Treffen vonVertretern der EU und der Pazifik-Allianz. Von links nach rechts: Alejandro Álvarez von Gustedt (European Office Representative, Inter-American Development Bank), Benita Ferrero-Waldner (Präsidentin der EU-LAC Stiftung), María Ángela Holguín (Außenministerin von Kolumbien) und Jorge Valdez (Executive Director der EU-LAC Stiftung); Handelskammer Hamburg, 6.11.2013; (Fot: DW)

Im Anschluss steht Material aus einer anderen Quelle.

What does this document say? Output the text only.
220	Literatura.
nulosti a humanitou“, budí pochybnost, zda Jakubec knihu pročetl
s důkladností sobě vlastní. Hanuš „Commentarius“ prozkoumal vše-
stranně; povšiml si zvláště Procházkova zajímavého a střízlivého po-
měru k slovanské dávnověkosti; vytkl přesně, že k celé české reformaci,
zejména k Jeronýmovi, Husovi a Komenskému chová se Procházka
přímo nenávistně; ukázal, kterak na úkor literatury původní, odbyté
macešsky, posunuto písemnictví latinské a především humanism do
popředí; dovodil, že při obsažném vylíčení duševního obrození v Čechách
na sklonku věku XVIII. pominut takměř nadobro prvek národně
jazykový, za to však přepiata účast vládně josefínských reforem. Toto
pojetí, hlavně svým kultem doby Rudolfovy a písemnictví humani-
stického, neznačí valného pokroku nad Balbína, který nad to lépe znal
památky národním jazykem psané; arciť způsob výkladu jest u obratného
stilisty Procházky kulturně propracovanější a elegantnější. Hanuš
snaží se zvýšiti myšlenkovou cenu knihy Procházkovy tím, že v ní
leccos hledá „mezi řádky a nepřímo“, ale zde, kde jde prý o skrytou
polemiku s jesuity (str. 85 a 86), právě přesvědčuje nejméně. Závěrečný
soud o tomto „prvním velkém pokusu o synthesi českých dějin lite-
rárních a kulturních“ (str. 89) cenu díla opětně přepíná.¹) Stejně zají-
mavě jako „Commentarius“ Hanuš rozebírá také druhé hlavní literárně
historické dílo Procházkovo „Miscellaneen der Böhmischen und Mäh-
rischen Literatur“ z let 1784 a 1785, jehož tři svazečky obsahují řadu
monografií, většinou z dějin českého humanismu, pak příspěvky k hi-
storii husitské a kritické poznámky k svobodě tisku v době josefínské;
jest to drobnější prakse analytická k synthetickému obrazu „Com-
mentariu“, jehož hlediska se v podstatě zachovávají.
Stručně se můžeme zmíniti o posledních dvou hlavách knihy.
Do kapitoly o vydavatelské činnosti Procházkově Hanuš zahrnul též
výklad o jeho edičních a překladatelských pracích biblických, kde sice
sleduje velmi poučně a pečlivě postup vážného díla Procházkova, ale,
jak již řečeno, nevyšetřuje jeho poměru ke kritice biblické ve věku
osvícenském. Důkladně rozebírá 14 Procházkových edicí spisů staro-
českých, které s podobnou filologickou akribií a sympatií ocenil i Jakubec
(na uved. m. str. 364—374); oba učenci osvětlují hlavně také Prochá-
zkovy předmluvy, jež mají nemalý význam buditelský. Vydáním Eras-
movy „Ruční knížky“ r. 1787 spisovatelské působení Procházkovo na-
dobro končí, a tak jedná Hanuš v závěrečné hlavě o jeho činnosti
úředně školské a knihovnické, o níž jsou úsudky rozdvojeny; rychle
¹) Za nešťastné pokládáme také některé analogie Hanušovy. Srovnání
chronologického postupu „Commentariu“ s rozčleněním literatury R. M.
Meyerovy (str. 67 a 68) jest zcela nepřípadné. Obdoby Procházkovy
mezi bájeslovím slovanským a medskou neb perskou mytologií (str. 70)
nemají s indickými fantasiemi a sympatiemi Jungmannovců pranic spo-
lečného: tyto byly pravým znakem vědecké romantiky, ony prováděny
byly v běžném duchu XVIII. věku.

Gute Beziehungen: Treffen vonVertretern der EU und der Pazifik-AllianzBild: DW/E. Romero-Castillo

Außerdem müssten gerade Chile, Kolumbien, Mexiko und Peru darauf achten, nicht zu Opfern ihres eigenen Erfolges zu werden. Denn allzu leicht könne sich in der Allianz dann eine überbordende Bürokratie entwickeln, die den Schwung des Bündnisses ausbremsen würde, meint Zilla.

Die Pazifikallianz hat einen guten Start hingelegt. Jetzt kommt es darauf an, dass sie sich genauso gut im Rennen hält.